In the above described embodiments, the one ends of the spring coils 22 are abutted against the abutting recesses 20b which are provided in the bottom of the bottomed insertion holes 20a of the insulating housing 20. However, the invention is not limited to such structure, but each of the case 26 may be provided with a restraining portion against which the one end of the spring coil 22 is abutted. In such structure, the case 26 in which the plunger 28 and the spring coil 22 have been incorporated in advance may be inserted into the insertion hole 20a of the insulating housing 20. Therefore, the insertion hole 20a need not be necessarily a bottomed hole, provided that an insertion length of the case 26 into the insertion hole 20a can be restricted.
According to an aspect of the invention, the case formed of electrically conductive metal sheet and having a C-shape or a U-shape in section which is longer in the axial direction and has the opening in the axial direction is used in place of the related-art electrically conductive metal tube. Therefore, it is possible to reduce the height of the case, and accordingly, to reduce the height of the contact. Moreover, the case is formed of sheet metal, and can be easily manufactured at a lower cost than the tube.

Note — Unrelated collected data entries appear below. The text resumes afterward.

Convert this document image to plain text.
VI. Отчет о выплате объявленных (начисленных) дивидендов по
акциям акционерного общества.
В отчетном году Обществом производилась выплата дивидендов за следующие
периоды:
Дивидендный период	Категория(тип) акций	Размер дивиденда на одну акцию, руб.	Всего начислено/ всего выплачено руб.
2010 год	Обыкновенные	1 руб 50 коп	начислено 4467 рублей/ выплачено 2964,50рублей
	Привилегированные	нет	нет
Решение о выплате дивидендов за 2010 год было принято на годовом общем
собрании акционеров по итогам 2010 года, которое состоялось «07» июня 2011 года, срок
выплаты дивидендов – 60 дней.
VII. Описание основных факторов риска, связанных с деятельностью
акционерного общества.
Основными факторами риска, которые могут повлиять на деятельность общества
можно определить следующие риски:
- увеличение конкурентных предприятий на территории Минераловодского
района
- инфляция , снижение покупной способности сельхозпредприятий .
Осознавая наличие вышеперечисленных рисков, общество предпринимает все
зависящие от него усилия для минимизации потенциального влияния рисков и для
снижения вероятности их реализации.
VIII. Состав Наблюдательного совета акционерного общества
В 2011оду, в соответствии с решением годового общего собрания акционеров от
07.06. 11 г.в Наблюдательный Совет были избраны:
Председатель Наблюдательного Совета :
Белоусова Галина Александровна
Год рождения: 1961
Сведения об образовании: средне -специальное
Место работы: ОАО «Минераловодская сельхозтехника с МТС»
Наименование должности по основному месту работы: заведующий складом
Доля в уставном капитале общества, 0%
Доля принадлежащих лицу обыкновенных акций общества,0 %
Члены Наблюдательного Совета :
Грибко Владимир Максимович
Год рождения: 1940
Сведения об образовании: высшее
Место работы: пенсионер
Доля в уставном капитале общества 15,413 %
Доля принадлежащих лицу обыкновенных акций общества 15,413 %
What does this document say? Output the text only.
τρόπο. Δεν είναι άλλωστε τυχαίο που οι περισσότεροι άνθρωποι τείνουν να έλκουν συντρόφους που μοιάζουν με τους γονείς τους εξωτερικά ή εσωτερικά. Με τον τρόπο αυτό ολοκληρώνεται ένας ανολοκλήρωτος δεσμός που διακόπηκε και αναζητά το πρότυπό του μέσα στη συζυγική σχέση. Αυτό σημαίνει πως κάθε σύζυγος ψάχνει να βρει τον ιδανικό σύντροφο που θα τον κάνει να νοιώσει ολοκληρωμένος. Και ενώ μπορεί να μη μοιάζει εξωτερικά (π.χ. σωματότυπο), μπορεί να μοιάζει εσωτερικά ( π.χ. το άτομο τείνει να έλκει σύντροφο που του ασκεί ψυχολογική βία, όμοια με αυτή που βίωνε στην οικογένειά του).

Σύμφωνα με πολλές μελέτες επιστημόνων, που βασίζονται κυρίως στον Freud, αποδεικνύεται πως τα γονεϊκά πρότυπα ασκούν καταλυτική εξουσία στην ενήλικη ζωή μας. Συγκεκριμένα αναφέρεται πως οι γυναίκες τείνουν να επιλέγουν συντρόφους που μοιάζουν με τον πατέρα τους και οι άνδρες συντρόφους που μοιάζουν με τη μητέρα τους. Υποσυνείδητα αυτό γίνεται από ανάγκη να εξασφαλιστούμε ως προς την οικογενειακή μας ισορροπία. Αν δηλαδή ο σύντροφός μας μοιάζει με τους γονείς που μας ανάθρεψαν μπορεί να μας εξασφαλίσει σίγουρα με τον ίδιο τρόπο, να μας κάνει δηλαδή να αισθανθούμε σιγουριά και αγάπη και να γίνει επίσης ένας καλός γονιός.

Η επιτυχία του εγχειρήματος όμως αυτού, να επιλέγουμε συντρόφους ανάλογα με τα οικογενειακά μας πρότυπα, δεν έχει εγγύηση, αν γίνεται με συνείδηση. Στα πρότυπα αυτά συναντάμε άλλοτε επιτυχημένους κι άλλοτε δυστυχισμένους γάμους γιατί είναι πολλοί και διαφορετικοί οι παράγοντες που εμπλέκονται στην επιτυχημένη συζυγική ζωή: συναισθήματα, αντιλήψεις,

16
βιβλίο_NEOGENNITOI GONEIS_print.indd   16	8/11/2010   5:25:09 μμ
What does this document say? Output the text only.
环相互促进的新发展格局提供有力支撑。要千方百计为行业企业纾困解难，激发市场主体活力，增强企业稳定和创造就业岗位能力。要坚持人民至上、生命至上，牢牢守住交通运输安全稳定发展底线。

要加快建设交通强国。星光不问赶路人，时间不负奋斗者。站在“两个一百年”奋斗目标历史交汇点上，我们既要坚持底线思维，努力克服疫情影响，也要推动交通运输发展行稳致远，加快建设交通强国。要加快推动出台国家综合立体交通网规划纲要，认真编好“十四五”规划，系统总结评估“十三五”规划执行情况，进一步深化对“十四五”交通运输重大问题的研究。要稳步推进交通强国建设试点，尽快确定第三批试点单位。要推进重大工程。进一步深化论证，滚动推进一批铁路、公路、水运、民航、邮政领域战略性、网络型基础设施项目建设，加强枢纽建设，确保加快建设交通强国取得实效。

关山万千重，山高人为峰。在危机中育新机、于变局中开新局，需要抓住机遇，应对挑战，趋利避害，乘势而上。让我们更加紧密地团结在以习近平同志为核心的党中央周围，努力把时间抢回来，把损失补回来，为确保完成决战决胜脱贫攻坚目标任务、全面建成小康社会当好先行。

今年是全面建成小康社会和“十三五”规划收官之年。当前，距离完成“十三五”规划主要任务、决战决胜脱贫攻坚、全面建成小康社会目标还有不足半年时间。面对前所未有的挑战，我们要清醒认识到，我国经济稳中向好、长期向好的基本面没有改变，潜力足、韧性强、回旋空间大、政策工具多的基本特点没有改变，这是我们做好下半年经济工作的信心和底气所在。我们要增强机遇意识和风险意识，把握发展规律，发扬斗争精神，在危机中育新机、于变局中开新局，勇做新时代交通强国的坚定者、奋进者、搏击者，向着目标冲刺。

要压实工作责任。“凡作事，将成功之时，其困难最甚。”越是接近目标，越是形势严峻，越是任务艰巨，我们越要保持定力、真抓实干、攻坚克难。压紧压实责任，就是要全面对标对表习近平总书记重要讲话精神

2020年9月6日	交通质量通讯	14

According to an aspect of the invention, the engaging piece provided in the case is engaged with the engaging recess provided in the insertion hole. Therefore, the case which has been inserted into the insertion hole is prevented from escaping, and can be easily assembled.
According to an aspect of the invention, the case is provided with the sliding contact portion which is in elastically contact with the large diameter portion of the plunger. Therefore, electrical connection between the plunger and the case can be reliably established.
According to an aspect of the invention, the slits which are substantially perpendicular to the axial direction are provided in the case at both ends of the range in which the large diameter portion of the plunger moves, and therefore, the sliding contact portion which is in elastically contact with the large diameter portion can be easily formed in the case.
According to an aspect of the invention, the cutouts which are long and substantially parallel to the axial direction are provided between the slits defining the sliding contact portion. Therefore, a part of the sliding contact portion continued to the case becomes shorter in length accordingly, and becomes liable to be elastically deformed easily. In this manner, it is possible to reduce elasticity of the sliding contact portion when it is in elastically contact with the large diameter portion of the plunger.
According to an aspect of the invention, the convex rib in the axial direction is formed in the sliding contact portion. Therefore, a distal end portion of this convex rib is abutted against the large diameter portion of the plunger, and reliable electrical connection can be obtained.
According to an aspect of the invention, it is possible to easily form the convex rib in the axial direction in the sliding contact portion, by forming the sliding contact portion in a wave shape in section.